A somewhat idiomatic solution would be:
std::auto_ptr<LargeObj> getObjData()
{
std::auto_ptr<LargeObj> a(new LargeObj);
a->fillWithData();
return a;
}
int main()
{
std::auto_ptr<LargeObj> a(getObjData());
}
Alternatively, you can avoid this issue all together by letting the object get its own data, i. e. by making getObjData() a member function of LargeObj. Depending on what you are actually doing, this may be a good way to go.
Depending on how large the object really is and how often the operation happens, don't get too bogged down in efficiency when it will have no discernible effect either way. Optimization at the expense of clean, readable code should only happen when it is determined to be necessary.
The chances are that some cycles will be wasted when you return by copy. Whether it's worth worrying about depends on how large the object really is, and how often you invoke this code.
But I'd like to point out that if LargeObj is a large and non-trivial class, then in any case its empty constructor should be initializing it to a known state:
LargeObj::LargeObj() :
m_member1(),
m_member2(),
...
{}
That wastes a few cycles too.
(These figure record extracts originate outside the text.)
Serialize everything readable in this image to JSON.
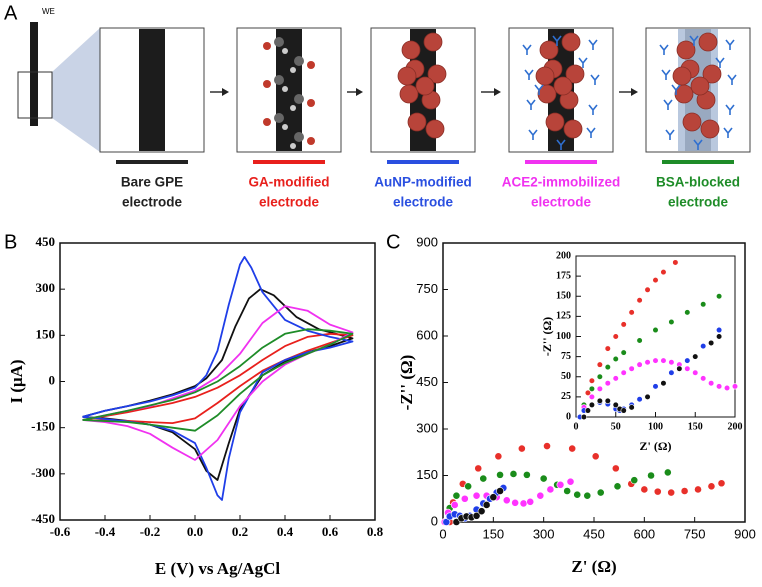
{
  "panel_labels": [
    "A",
    "B",
    "C"
  ],
  "schematic": {
    "we_label": "WE",
    "steps": [
      {
        "lines": [
          "Bare GPE",
          "electrode"
        ],
        "color": "#222222"
      },
      {
        "lines": [
          "GA-modified",
          "electrode"
        ],
        "color": "#e8201c"
      },
      {
        "lines": [
          "AuNP-modified",
          "electrode"
        ],
        "color": "#2a4fe0"
      },
      {
        "lines": [
          "ACE2-immobilized",
          "electrode"
        ],
        "color": "#f032f0"
      },
      {
        "lines": [
          "BSA-blocked",
          "electrode"
        ],
        "color": "#1e8c28"
      }
    ]
  },
  "chart_data": [
    {
      "type": "line",
      "xlabel": "E (V) vs Ag/AgCl",
      "ylabel": "I (μA)",
      "xlim": [
        -0.6,
        0.8
      ],
      "xticks": [
        -0.6,
        -0.4,
        -0.2,
        {
          "value": 0,
          "label": "0.0"
        },
        0.2,
        0.4,
        0.6,
        0.8
      ],
      "ylim": [
        -450,
        450
      ],
      "yticks": [
        -450,
        -300,
        -150,
        0,
        150,
        300,
        450
      ],
      "series": [
        {
          "color": "#111111",
          "x": [
            -0.5,
            -0.4,
            -0.3,
            -0.2,
            -0.1,
            0,
            0.05,
            0.12,
            0.18,
            0.24,
            0.29,
            0.35,
            0.45,
            0.55,
            0.65,
            0.7,
            0.6,
            0.5,
            0.4,
            0.3,
            0.2,
            0.15,
            0.1,
            0.05,
            0,
            -0.1,
            -0.2,
            -0.3,
            -0.4,
            -0.5
          ],
          "values": [
            -115,
            -95,
            -80,
            -62,
            -42,
            -15,
            10,
            70,
            180,
            270,
            300,
            280,
            210,
            170,
            150,
            140,
            115,
            95,
            65,
            20,
            -90,
            -200,
            -320,
            -290,
            -220,
            -165,
            -140,
            -128,
            -120,
            -115
          ]
        },
        {
          "color": "#e8201c",
          "x": [
            -0.5,
            -0.3,
            -0.1,
            0,
            0.1,
            0.2,
            0.3,
            0.4,
            0.5,
            0.6,
            0.7,
            0.6,
            0.5,
            0.4,
            0.3,
            0.2,
            0.1,
            0,
            -0.1,
            -0.2,
            -0.3,
            -0.5
          ],
          "values": [
            -125,
            -100,
            -70,
            -50,
            -20,
            20,
            70,
            115,
            145,
            155,
            150,
            125,
            100,
            70,
            35,
            -15,
            -70,
            -120,
            -135,
            -132,
            -128,
            -125
          ]
        },
        {
          "color": "#1f3ee8",
          "x": [
            -0.5,
            -0.4,
            -0.3,
            -0.2,
            -0.1,
            0,
            0.05,
            0.1,
            0.15,
            0.2,
            0.22,
            0.25,
            0.3,
            0.4,
            0.5,
            0.6,
            0.7,
            0.6,
            0.5,
            0.4,
            0.3,
            0.2,
            0.15,
            0.12,
            0.1,
            0.05,
            0,
            -0.1,
            -0.2,
            -0.3,
            -0.4,
            -0.5
          ],
          "values": [
            -115,
            -95,
            -80,
            -65,
            -45,
            -20,
            20,
            100,
            250,
            380,
            405,
            370,
            290,
            200,
            165,
            145,
            130,
            110,
            95,
            70,
            30,
            -100,
            -250,
            -385,
            -370,
            -280,
            -200,
            -160,
            -140,
            -130,
            -122,
            -115
          ]
        },
        {
          "color": "#f032f0",
          "x": [
            -0.5,
            -0.4,
            -0.3,
            -0.2,
            -0.1,
            0,
            0.1,
            0.2,
            0.3,
            0.4,
            0.5,
            0.6,
            0.7,
            0.6,
            0.5,
            0.4,
            0.3,
            0.2,
            0.1,
            0,
            -0.1,
            -0.2,
            -0.3,
            -0.4,
            -0.5
          ],
          "values": [
            -125,
            -110,
            -95,
            -80,
            -55,
            -30,
            15,
            90,
            190,
            245,
            230,
            185,
            160,
            120,
            90,
            55,
            0,
            -80,
            -190,
            -255,
            -215,
            -170,
            -145,
            -132,
            -125
          ]
        },
        {
          "color": "#1e8c28",
          "x": [
            -0.5,
            -0.3,
            -0.1,
            0,
            0.1,
            0.2,
            0.3,
            0.4,
            0.5,
            0.6,
            0.7,
            0.6,
            0.5,
            0.4,
            0.3,
            0.2,
            0.1,
            0,
            -0.1,
            -0.2,
            -0.3,
            -0.5
          ],
          "values": [
            -125,
            -95,
            -60,
            -35,
            0,
            50,
            110,
            155,
            170,
            165,
            155,
            120,
            90,
            60,
            20,
            -40,
            -110,
            -160,
            -150,
            -140,
            -132,
            -125
          ]
        }
      ]
    },
    {
      "type": "scatter",
      "xlabel": "Z' (Ω)",
      "ylabel": "-Z'' (Ω)",
      "xlim": [
        0,
        900
      ],
      "xticks": [
        0,
        150,
        300,
        450,
        600,
        750,
        900
      ],
      "ylim": [
        0,
        900
      ],
      "yticks": [
        0,
        150,
        300,
        450,
        600,
        750,
        900
      ],
      "series": [
        {
          "color": "#e8302a",
          "x": [
            20,
            30,
            59,
            105,
            165,
            235,
            310,
            385,
            455,
            515,
            561,
            600,
            640,
            680,
            720,
            760,
            800,
            830
          ],
          "values": [
            0,
            63,
            123,
            173,
            212,
            237,
            245,
            237,
            212,
            173,
            123,
            105,
            98,
            95,
            100,
            105,
            115,
            125
          ]
        },
        {
          "color": "#1a8c1a",
          "x": [
            10,
            20,
            40,
            75,
            120,
            170,
            210,
            250,
            300,
            340,
            370,
            400,
            430,
            470,
            520,
            570,
            620,
            670
          ],
          "values": [
            0,
            45,
            85,
            115,
            140,
            152,
            155,
            152,
            140,
            120,
            100,
            88,
            85,
            95,
            115,
            135,
            150,
            160
          ]
        },
        {
          "color": "#ff33ff",
          "x": [
            5,
            15,
            35,
            65,
            100,
            130,
            160,
            190,
            215,
            240,
            260,
            290,
            320,
            350,
            380
          ],
          "values": [
            0,
            30,
            55,
            75,
            85,
            85,
            80,
            70,
            62,
            60,
            65,
            85,
            105,
            120,
            130
          ]
        },
        {
          "color": "#1f3ee8",
          "x": [
            10,
            20,
            35,
            50,
            65,
            80,
            100,
            120,
            140,
            160,
            180
          ],
          "values": [
            0,
            18,
            25,
            20,
            12,
            20,
            40,
            60,
            75,
            95,
            110
          ]
        },
        {
          "color": "#111111",
          "x": [
            40,
            55,
            70,
            85,
            100,
            115,
            130,
            150,
            170
          ],
          "values": [
            0,
            12,
            18,
            15,
            20,
            35,
            55,
            80,
            100
          ]
        }
      ]
    },
    {
      "type": "scatter",
      "xlabel": "Z' (Ω)",
      "ylabel": "-Z'' (Ω)",
      "xlim": [
        0,
        200
      ],
      "xticks": [
        0,
        50,
        100,
        150,
        200
      ],
      "ylim": [
        0,
        200
      ],
      "yticks": [
        0,
        25,
        50,
        75,
        100,
        125,
        150,
        175,
        200
      ],
      "series": [
        {
          "color": "#e8302a",
          "x": [
            5,
            10,
            15,
            20,
            30,
            40,
            50,
            60,
            70,
            80,
            90,
            100,
            110,
            125
          ],
          "values": [
            0,
            15,
            30,
            45,
            65,
            85,
            100,
            115,
            130,
            145,
            158,
            170,
            180,
            192
          ]
        },
        {
          "color": "#1a8c1a",
          "x": [
            5,
            10,
            20,
            30,
            40,
            50,
            60,
            80,
            100,
            120,
            140,
            160,
            180
          ],
          "values": [
            0,
            15,
            35,
            50,
            62,
            72,
            80,
            95,
            108,
            118,
            130,
            140,
            150
          ]
        },
        {
          "color": "#ff33ff",
          "x": [
            5,
            10,
            20,
            30,
            40,
            50,
            60,
            70,
            80,
            90,
            100,
            110,
            120,
            130,
            140,
            150,
            160,
            170,
            180,
            190,
            200
          ],
          "values": [
            0,
            12,
            25,
            35,
            42,
            48,
            55,
            60,
            65,
            68,
            70,
            70,
            68,
            65,
            60,
            55,
            48,
            42,
            38,
            36,
            38
          ]
        },
        {
          "color": "#1f3ee8",
          "x": [
            5,
            10,
            20,
            30,
            40,
            50,
            55,
            60,
            70,
            80,
            100,
            120,
            140,
            160,
            180
          ],
          "values": [
            0,
            8,
            15,
            18,
            16,
            10,
            8,
            10,
            15,
            22,
            38,
            55,
            70,
            88,
            108
          ]
        },
        {
          "color": "#111111",
          "x": [
            10,
            15,
            20,
            30,
            40,
            50,
            55,
            60,
            70,
            90,
            110,
            130,
            150,
            170,
            180
          ],
          "values": [
            0,
            8,
            15,
            20,
            20,
            15,
            10,
            8,
            12,
            25,
            42,
            60,
            75,
            92,
            100
          ]
        }
      ]
    }
  ]
}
Re-writing the code as
LargeObj::LargeObj()
{
// (The body of fillWithData should ideally be re-written into
// the initializer list...)
fillWithData() ;
}
int main()
{
LargeObj a ;
}
would probably be a win-win for you: you'd have the LargeObj instances getting initialized into known and useful states, and you'd have fewer wasted cycles.
If you don't always want to use fillWithData() in the constructor, you could pass a flag into the constructor as an argument.
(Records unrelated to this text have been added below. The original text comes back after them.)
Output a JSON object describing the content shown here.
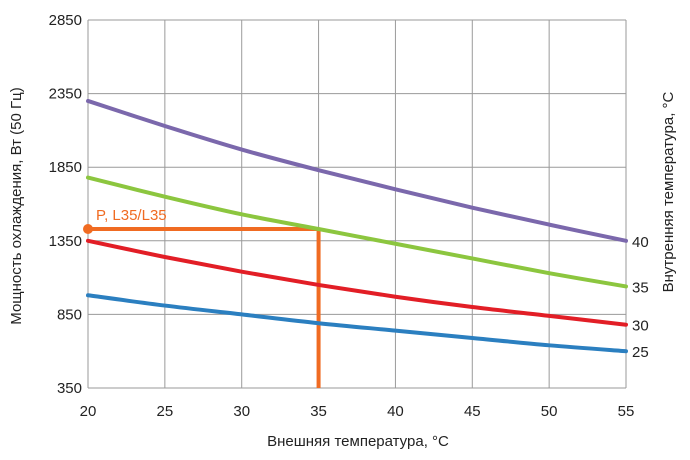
{
  "chart_data": {
    "type": "line",
    "title": "",
    "xlabel": "Внешняя температура, °C",
    "ylabel": "Мощность охлаждения, Вт (50 Гц)",
    "right_label": "Внутренняя температура, °C",
    "xlim": [
      20,
      55
    ],
    "ylim": [
      350,
      2850
    ],
    "xticks": [
      20,
      25,
      30,
      35,
      40,
      45,
      50,
      55
    ],
    "yticks": [
      350,
      850,
      1350,
      1850,
      2350,
      2850
    ],
    "grid": true,
    "series": [
      {
        "name": "40",
        "color": "#7b68ac",
        "x": [
          20,
          25,
          30,
          35,
          40,
          45,
          50,
          55
        ],
        "y": [
          2300,
          2130,
          1970,
          1830,
          1700,
          1575,
          1460,
          1350
        ]
      },
      {
        "name": "35",
        "color": "#8cc63f",
        "x": [
          20,
          25,
          30,
          35,
          40,
          45,
          50,
          55
        ],
        "y": [
          1780,
          1650,
          1530,
          1430,
          1330,
          1230,
          1130,
          1040
        ]
      },
      {
        "name": "30",
        "color": "#e21e26",
        "x": [
          20,
          25,
          30,
          35,
          40,
          45,
          50,
          55
        ],
        "y": [
          1350,
          1240,
          1140,
          1050,
          970,
          900,
          840,
          780
        ]
      },
      {
        "name": "25",
        "color": "#2b7fc0",
        "x": [
          20,
          25,
          30,
          35,
          40,
          45,
          50,
          55
        ],
        "y": [
          980,
          910,
          850,
          790,
          740,
          690,
          640,
          600
        ]
      }
    ],
    "marker": {
      "label": "P, L35/L35",
      "x": 35,
      "y": 1430,
      "color": "#f06b22"
    }
  }
}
UPDATE (from your edit & comment) : Semantically, if it's worthwhile to create a typedef for LargeObj -- i.e., to give it a name, rather than referencing it simply as typedef std::vector<HugeObj> -- then you're already on the road to giving it its own behavioral semantics. You could, for example, define it as
class LargeObj : public std::vector<HugeObj> {
// constructor that fills the object with data
LargeObj() ;
// ... other standard methods ...
};
Only you can determine if this is appropriate for your app. My point is that even though LargeObj is "mostly" a container, you can still give it class behavior if doing so works for your application.
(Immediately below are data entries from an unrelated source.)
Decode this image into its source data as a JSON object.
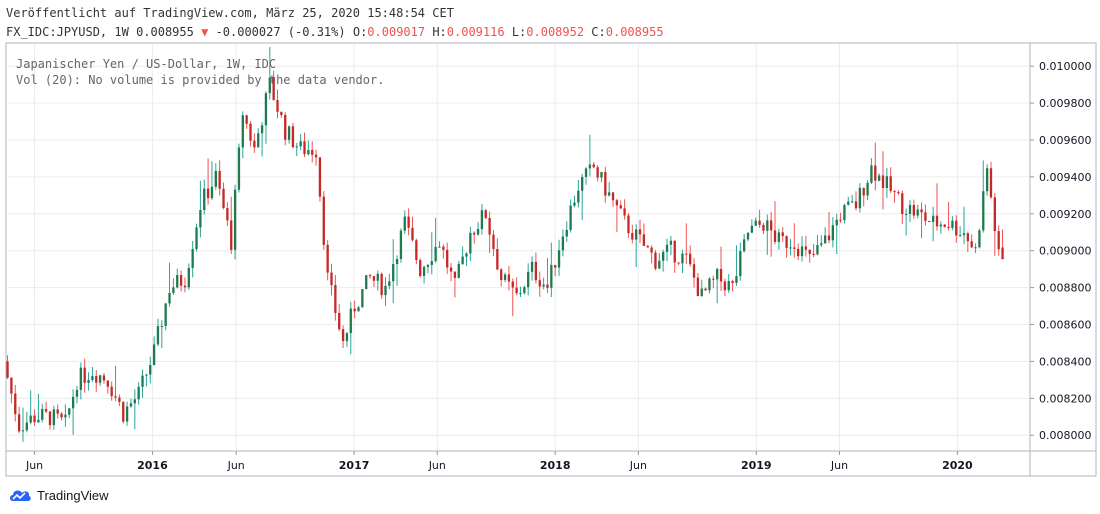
{
  "header": {
    "published": "Veröffentlicht auf TradingView.com, März 25, 2020 15:48:54 CET",
    "symbol": "FX_IDC:JPYUSD, 1W",
    "last": "0.008955",
    "change_arrow": "▼",
    "change": "-0.000027 (-0.31%)",
    "o_label": "O:",
    "o_value": "0.009017",
    "h_label": "H:",
    "h_value": "0.009116",
    "l_label": "L:",
    "l_value": "0.008952",
    "c_label": "C:",
    "c_value": "0.008955"
  },
  "legend": {
    "line1": "Japanischer Yen / US-Dollar, 1W, IDC",
    "line2": "Vol (20): No volume is provided by the data vendor."
  },
  "brand": {
    "name": "TradingView",
    "icon": "tradingview-cloud-icon"
  },
  "colors": {
    "up": "#26a69a",
    "down": "#ef5350",
    "up_body": "#1f7a4f",
    "down_body": "#c62828",
    "grid": "#ececec",
    "axis": "#9598a1"
  },
  "chart_data": {
    "type": "candlestick",
    "interval": "1W",
    "ylim": [
      0.00792,
      0.01012
    ],
    "y_ticks": [
      "0.008000",
      "0.008200",
      "0.008400",
      "0.008600",
      "0.008800",
      "0.009000",
      "0.009200",
      "0.009400",
      "0.009600",
      "0.009800",
      "0.010000"
    ],
    "x_ticks": [
      {
        "label": "Jun",
        "date": "2015-06-01"
      },
      {
        "label": "2016",
        "date": "2016-01-01"
      },
      {
        "label": "Jun",
        "date": "2016-06-01"
      },
      {
        "label": "2017",
        "date": "2017-01-01"
      },
      {
        "label": "Jun",
        "date": "2017-06-01"
      },
      {
        "label": "2018",
        "date": "2018-01-01"
      },
      {
        "label": "Jun",
        "date": "2018-06-01"
      },
      {
        "label": "2019",
        "date": "2019-01-01"
      },
      {
        "label": "Jun",
        "date": "2019-06-01"
      },
      {
        "label": "2020",
        "date": "2020-01-01"
      }
    ],
    "x_range": [
      "2015-04-12",
      "2020-05-10"
    ],
    "last_candle": {
      "date": "2020-03-23",
      "open": 0.009017,
      "high": 0.009116,
      "low": 0.008952,
      "close": 0.008955
    },
    "anchors": [
      [
        "2015-04-13",
        0.0084
      ],
      [
        "2015-05-11",
        0.00805
      ],
      [
        "2015-06-08",
        0.0081
      ],
      [
        "2015-07-06",
        0.0081
      ],
      [
        "2015-08-03",
        0.00806
      ],
      [
        "2015-08-24",
        0.0083
      ],
      [
        "2015-09-21",
        0.00835
      ],
      [
        "2015-10-19",
        0.0083
      ],
      [
        "2015-11-16",
        0.00812
      ],
      [
        "2015-12-14",
        0.00822
      ],
      [
        "2016-01-11",
        0.00845
      ],
      [
        "2016-02-08",
        0.0088
      ],
      [
        "2016-03-07",
        0.00885
      ],
      [
        "2016-04-04",
        0.00925
      ],
      [
        "2016-05-02",
        0.0094
      ],
      [
        "2016-05-30",
        0.00905
      ],
      [
        "2016-06-20",
        0.00975
      ],
      [
        "2016-07-11",
        0.00955
      ],
      [
        "2016-08-08",
        0.0099
      ],
      [
        "2016-09-05",
        0.00965
      ],
      [
        "2016-10-03",
        0.00955
      ],
      [
        "2016-10-31",
        0.00955
      ],
      [
        "2016-11-21",
        0.00885
      ],
      [
        "2016-12-19",
        0.0085
      ],
      [
        "2017-01-09",
        0.0087
      ],
      [
        "2017-02-06",
        0.00885
      ],
      [
        "2017-03-06",
        0.0088
      ],
      [
        "2017-04-10",
        0.00915
      ],
      [
        "2017-05-08",
        0.0089
      ],
      [
        "2017-06-12",
        0.00905
      ],
      [
        "2017-07-10",
        0.0088
      ],
      [
        "2017-08-07",
        0.0091
      ],
      [
        "2017-09-04",
        0.0092
      ],
      [
        "2017-10-02",
        0.00885
      ],
      [
        "2017-10-30",
        0.00875
      ],
      [
        "2017-11-27",
        0.0089
      ],
      [
        "2017-12-25",
        0.0088
      ],
      [
        "2018-01-22",
        0.0091
      ],
      [
        "2018-02-19",
        0.00935
      ],
      [
        "2018-03-19",
        0.00945
      ],
      [
        "2018-04-16",
        0.0093
      ],
      [
        "2018-05-14",
        0.00915
      ],
      [
        "2018-06-11",
        0.00905
      ],
      [
        "2018-07-09",
        0.00895
      ],
      [
        "2018-08-06",
        0.009
      ],
      [
        "2018-09-03",
        0.00895
      ],
      [
        "2018-10-01",
        0.00875
      ],
      [
        "2018-10-29",
        0.00885
      ],
      [
        "2018-11-26",
        0.0088
      ],
      [
        "2018-12-24",
        0.0091
      ],
      [
        "2019-01-21",
        0.00915
      ],
      [
        "2019-02-18",
        0.00905
      ],
      [
        "2019-03-18",
        0.00905
      ],
      [
        "2019-04-15",
        0.00895
      ],
      [
        "2019-05-13",
        0.00905
      ],
      [
        "2019-06-10",
        0.0092
      ],
      [
        "2019-07-08",
        0.00925
      ],
      [
        "2019-08-05",
        0.00945
      ],
      [
        "2019-09-02",
        0.00935
      ],
      [
        "2019-09-30",
        0.00925
      ],
      [
        "2019-10-28",
        0.0092
      ],
      [
        "2019-11-25",
        0.00915
      ],
      [
        "2019-12-23",
        0.00915
      ],
      [
        "2020-01-20",
        0.0091
      ],
      [
        "2020-02-10",
        0.009
      ],
      [
        "2020-03-02",
        0.00945
      ],
      [
        "2020-03-23",
        0.00896
      ]
    ]
  }
}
Your first snippet is especially useful when you do things like have getObjData() implemented in one DLL, call it from another DLL, and the two DLLs are implemented in different languages or different versions of the compiler for the same language. The reason is because when they are compiled in different compilers they often use different heaps. You must allocate and deallocate memory from within the same heap, else you will corrupt memory. </windows>
But if you don't do something like that, I would normally simply return a pointer (or smart pointer) to memory your function allocates:
LargeObj* getObjData()
{
LargeObj* ret = new LargeObj;
ret->fillWithData() ;
return ret;
}
...unless I have a specific reason not to.